Murphy Halts Penalties for Underage Public Drinking
The summer of 2023 had seen much underage drinking not only in Cape May County but much all over the state of New Jersey.
What made this increase of underage drinking was the introduction of decriminalizing public drinking for those under 21.
Under the law enacted and enforced in 2021, police are prohibited from conducting searches of young individuals for concealed beer cans, and they are not allowed to stop them based on the smell of marijuana.
Instead, officers can issue written warnings to individuals under 21 found with either marijuana or alcohol. However, these warnings must adhere to certain restrictions, raising concerns among both parents and law enforcement.
Many towns can attest that this law has led to significant issues, particularly in shore towns, impacting those under 21. When people go on vacation, they often tend to relax, a behavior that extends to young adults.

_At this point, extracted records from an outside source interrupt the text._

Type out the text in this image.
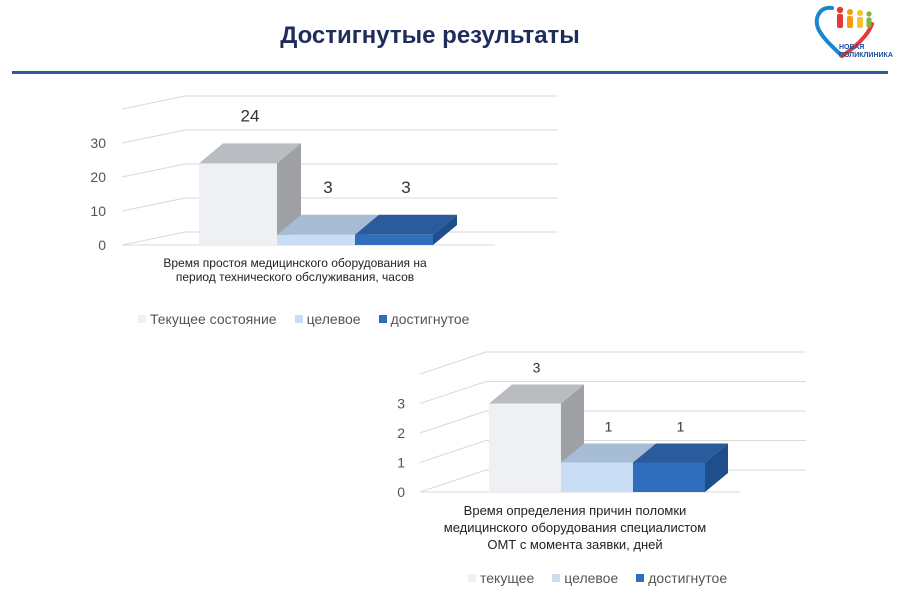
Достигнутые результаты	НОВАЯ
ПОЛИКЛИНИКА
0
10
20
30
24
3	3
Время простоя медицинского оборудования на
период технического обслуживания, часов
Текущее состояние целевое достигнутое
0
1
2
3
3
1	1
Время определения причин поломки
медицинского оборудования специалистом
ОМТ с момента заявки, дней
текущее целевое достигнутое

These individuals sometimes choose to unwind on beaches or boardwalks, where they may lack control over their alcohol or marijuana intake due to their age.
This combination of factors has resulted in various problems, including increased fights, large and uncontrollable gatherings, and the unwelcome smell of marijuana.

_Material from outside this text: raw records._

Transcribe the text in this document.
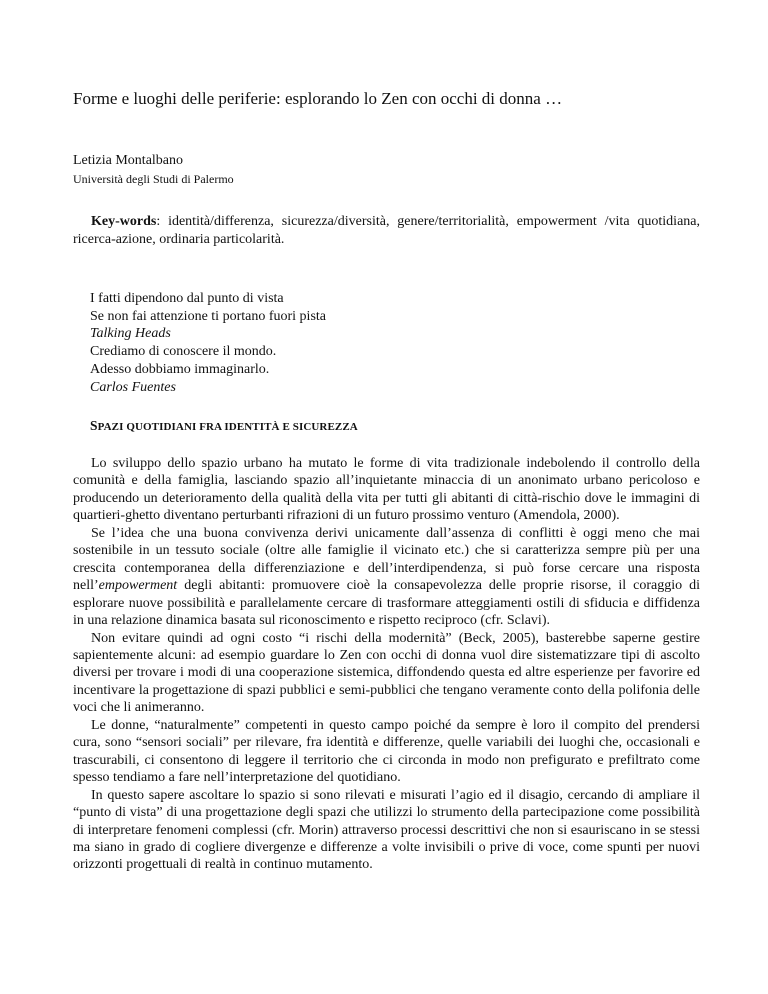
Forme e luoghi delle periferie: esplorando lo Zen con occhi di donna …
Letizia Montalbano
Università degli Studi di Palermo

Key-words: identità/differenza, sicurezza/diversità, genere/territorialità, empowerment /vita quotidiana, ricerca-azione, ordinaria particolarità.

I fatti dipendono dal punto di vista
Se non fai attenzione ti portano fuori pista
Talking Heads
Crediamo di conoscere il mondo.
Adesso dobbiamo immaginarlo.
Carlos Fuentes
SPAZI QUOTIDIANI FRA IDENTITÀ E SICUREZZA

Lo sviluppo dello spazio urbano ha mutato le forme di vita tradizionale indebolendo il controllo della comunità e della famiglia, lasciando spazio all’inquietante minaccia di un anonimato urbano pericoloso e producendo un deterioramento della qualità della vita per tutti gli abitanti di città-rischio dove le immagini di quartieri-ghetto diventano perturbanti rifrazioni di un futuro prossimo venturo (Amendola, 2000).

Se l’idea che una buona convivenza derivi unicamente dall’assenza di conflitti è oggi meno che mai sostenibile in un tessuto sociale (oltre alle famiglie il vicinato etc.) che si caratterizza sempre più per una crescita contemporanea della differenziazione e dell’interdipendenza, si può forse cercare una risposta nell’empowerment degli abitanti: promuovere cioè la consapevolezza delle proprie risorse, il coraggio di esplorare nuove possibilità e parallelamente cercare di trasformare atteggiamenti ostili di sfiducia e diffidenza in una relazione dinamica basata sul riconoscimento e rispetto reciproco (cfr. Sclavi).

Non evitare quindi ad ogni costo “i rischi della modernità” (Beck, 2005), basterebbe saperne gestire sapientemente alcuni: ad esempio guardare lo Zen con occhi di donna vuol dire sistematizzare tipi di ascolto diversi per trovare i modi di una cooperazione sistemica, diffondendo questa ed altre esperienze per favorire ed incentivare la progettazione di spazi pubblici e semi-pubblici che tengano veramente conto della polifonia delle voci che li animeranno.

Le donne, “naturalmente” competenti in questo campo poiché da sempre è loro il compito del prendersi cura, sono “sensori sociali” per rilevare, fra identità e differenze, quelle variabili dei luoghi che, occasionali e trascurabili, ci consentono di leggere il territorio che ci circonda in modo non prefigurato e prefiltrato come spesso tendiamo a fare nell’interpretazione del quotidiano.

In questo sapere ascoltare lo spazio si sono rilevati e misurati l’agio ed il disagio, cercando di ampliare il “punto di vista” di una progettazione degli spazi che utilizzi lo strumento della partecipazione come possibilità di interpretare fenomeni complessi (cfr. Morin) attraverso processi descrittivi che non si esauriscano in se stessi ma siano in grado di cogliere divergenze e differenze a volte invisibili o prive di voce, come spunti per nuovi orizzonti progettuali di realtà in continuo mutamento.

In response, the state was seeking to address these issues by introducing fines for those caught underage. Unlike the previous practice of issuing warnings, individuals can now face fines for such violations.
The Identical Bill Number: S3954, was first Introduced in June of last summer before being passed by the Senate and Assembly on January 8th but was voted by New Jersey Governor Phil Murphy.
In a response to the bill, Governor Murphy expressed reservations about the proposed fines and advocated for changes in the legislation.
The proposed bill not only addresses fines for juvenile alcohol possession but also amends the provisions related to law enforcement officers’ interactions with juveniles suspected of possessing alcohol or marijuana.
Governor Murphy highlights that a previous amendment to N.J.S.A. 2C:30-6.1 lowered the threshold for law enforcement officers to be found guilty of deprivation of civil rights in such cases.
The current bill seeks to revert that section to its original language, emphasizing that the aggrieved individual must prove that the officer acted with the purpose of intimidating or discriminating based on a protected characteristic.
Governor Murphy argues that fines and fees do not effectively deter delinquent behavior and may lead to repeated encounters with the criminal legal system for affluent individuals.
Additionally, the Governor emphasizes that juveniles without financial resources, disproportionately individuals of color, may face further legal consequences due to non-payment, affecting not only the juvenile but the entire family unit.
The recommended amendments would include changed that allow law enforcement to issue written warnings to individuals under the age of 21 found in possession of alcohol.
In cases involving individuals under the age of 18, the police have the authority to notify parents or guardians. Repeat offenders will receive educational materials and may be referred to social services programs for further intervention.